I like to use cooperative drills like this, this, and this with my teams for a couple of reasons. One is that they give players a lot of quality – meaning game-like – contacts. They sustain longer rallies, so the ball crosses the net more often. Another is that they help train players to make good decisions in situations you want less aggressive play to just keep the rally going. You can potentially add in a couple other things as well.
At Midwestern State we sometimes ran a competitive version of the rotating cooperative cross-court hitting drill. Obviously, instead of having the players keep the rally going, they play to win each one. In this variation, points can only be scored actively, not on opponent error. Basically, that means you get a point for a kill or a block, but nothing for an opponent hitting error. At the end of a rally, a coach initiates a new ball (over the net) to the winning team (whether they earned a point or not).

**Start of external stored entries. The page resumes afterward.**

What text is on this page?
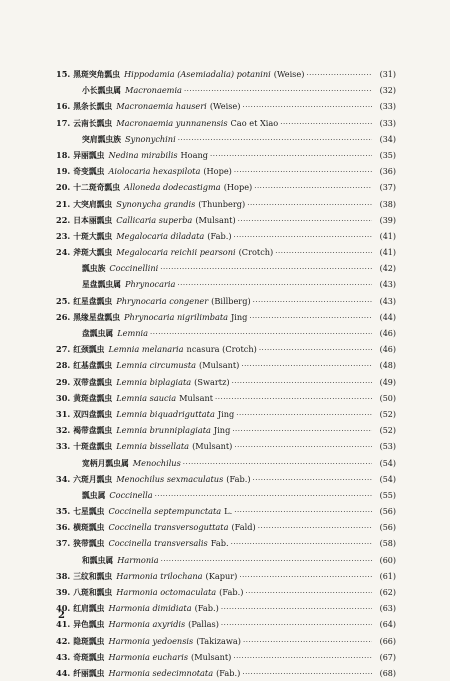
15. 黑斑突角瓢虫 Hippodamia (Asemiadalia) potanini (Weise) ·····	(31)
小长瓢虫属 Macronaemia ·····	(32)
16. 黑条长瓢虫 Macronaemia hauseri (Weise) ·····	(33)
17. 云南长瓢虫 Macronaemia yunnanensis Cao et Xiao ·····	(33)
突肩瓢虫族 Synonychini ·····	(34)
18. 异丽瓢虫 Nedina mirabilis Hoang ·····	(35)
19. 奇变瓢虫 Aiolocaria hexaspilota (Hope) ·····	(36)
20. 十二斑奇瓢虫 Alloneda dodecastigma (Hope) ·····	(37)
21. 大突肩瓢虫 Synonycha grandis (Thunberg) ·····	(38)
22. 日本丽瓢虫 Callicaria superba (Mulsant) ·····	(39)
23. 十斑大瓢虫 Megalocaria diladata (Fab.) ·····	(41)
24. 斧斑大瓢虫 Megalocaria reichii pearsoni (Crotch) ·····	(41)
瓢虫族 Coccinellini ·····	(42)
星盘瓢虫属 Phrynocaria ·····	(43)
25. 红星盘瓢虫 Phrynocaria congener (Billberg) ·····	(43)
26. 黑缘星盘瓢虫 Phrynocaria nigrilimbata Jing ·····	(44)
盘瓢虫属 Lemnia ·····	(46)
27. 红颈瓢虫 Lemnia melanaria ncasura (Crotch) ·····	(46)
28. 红基盘瓢虫 Lemnia circumusta (Mulsant) ·····	(48)
29. 双带盘瓢虫 Lemnia biplagiata (Swartz) ·····	(49)
30. 黄斑盘瓢虫 Lemnia saucia Mulsant ·····	(50)
31. 双四盘瓢虫 Lemnia biquadriguttata Jing ·····	(52)
32. 褐带盘瓢虫 Lemnia brunniplagiata Jing ·····	(52)
33. 十斑盘瓢虫 Lemnia bissellata (Mulsant) ·····	(53)
宽柄月瓢虫属 Menochilus ·····	(54)
34. 六斑月瓢虫 Menochilus sexmaculatus (Fab.) ·····	(54)
瓢虫属 Coccinella ·····	(55)
35. 七星瓢虫 Coccinella septempunctata L. ·····	(56)
36. 横斑瓢虫 Coccinella transversoguttata (Fald) ·····	(56)
37. 狭带瓢虫 Coccinella transversalis Fab. ·····	(58)
和瓢虫属 Harmonia ·····	(60)
38. 三纹和瓢虫 Harmonia trilochana (Kapur) ·····	(61)
39. 八斑和瓢虫 Harmonia octomaculata (Fab.) ·····	(62)
40. 红肩瓢虫 Harmonia dimidiata (Fab.) ·····	(63)
41. 异色瓢虫 Harmonia axyridis (Pallas) ·····	(64)
42. 隐斑瓢虫 Harmonia yedoensis (Takizawa) ·····	(66)
43. 奇斑瓢虫 Harmonia eucharis (Mulsant) ·····	(67)
44. 纤丽瓢虫 Harmonia sedecimnotata (Fab.) ·····	(68)
2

The team plays 4 games to eight points, one for each set of attacking directions – 4 vs 4, 4 vs 2, 2 vs 2, 2 vs. 4.
On the face of it, this might be a nice way to work on cross-court defense and things like that. At one point, though, I was tempted to call a time out and see if I could get the hitters to think about the easiest way to score.
Have you figured out what that would be?
Consider this. You have one blocker in position 2. You have defenders in 4, 5, and 6 basically covering half the court. That leaves half the court wide open. Yes, it’s technically out of bounds. But if you can tick the ball off the block …
If the players were to get smart enough to realize this, then the drill/game kind of falls apart. At least it does from the perspective of wanting lots of touches from more sustained rallies. On the other hand, it could be an interesting exercise in getting hitters thinking outside the box and working the block.
My broad point in all this – like using other scoring systems and/or bonus points – is that you definitely need to make sure you think about the potential implications involved. Specifically, what might the scoring incentivize above and beyond the basic level?
Just something to consider in your planning.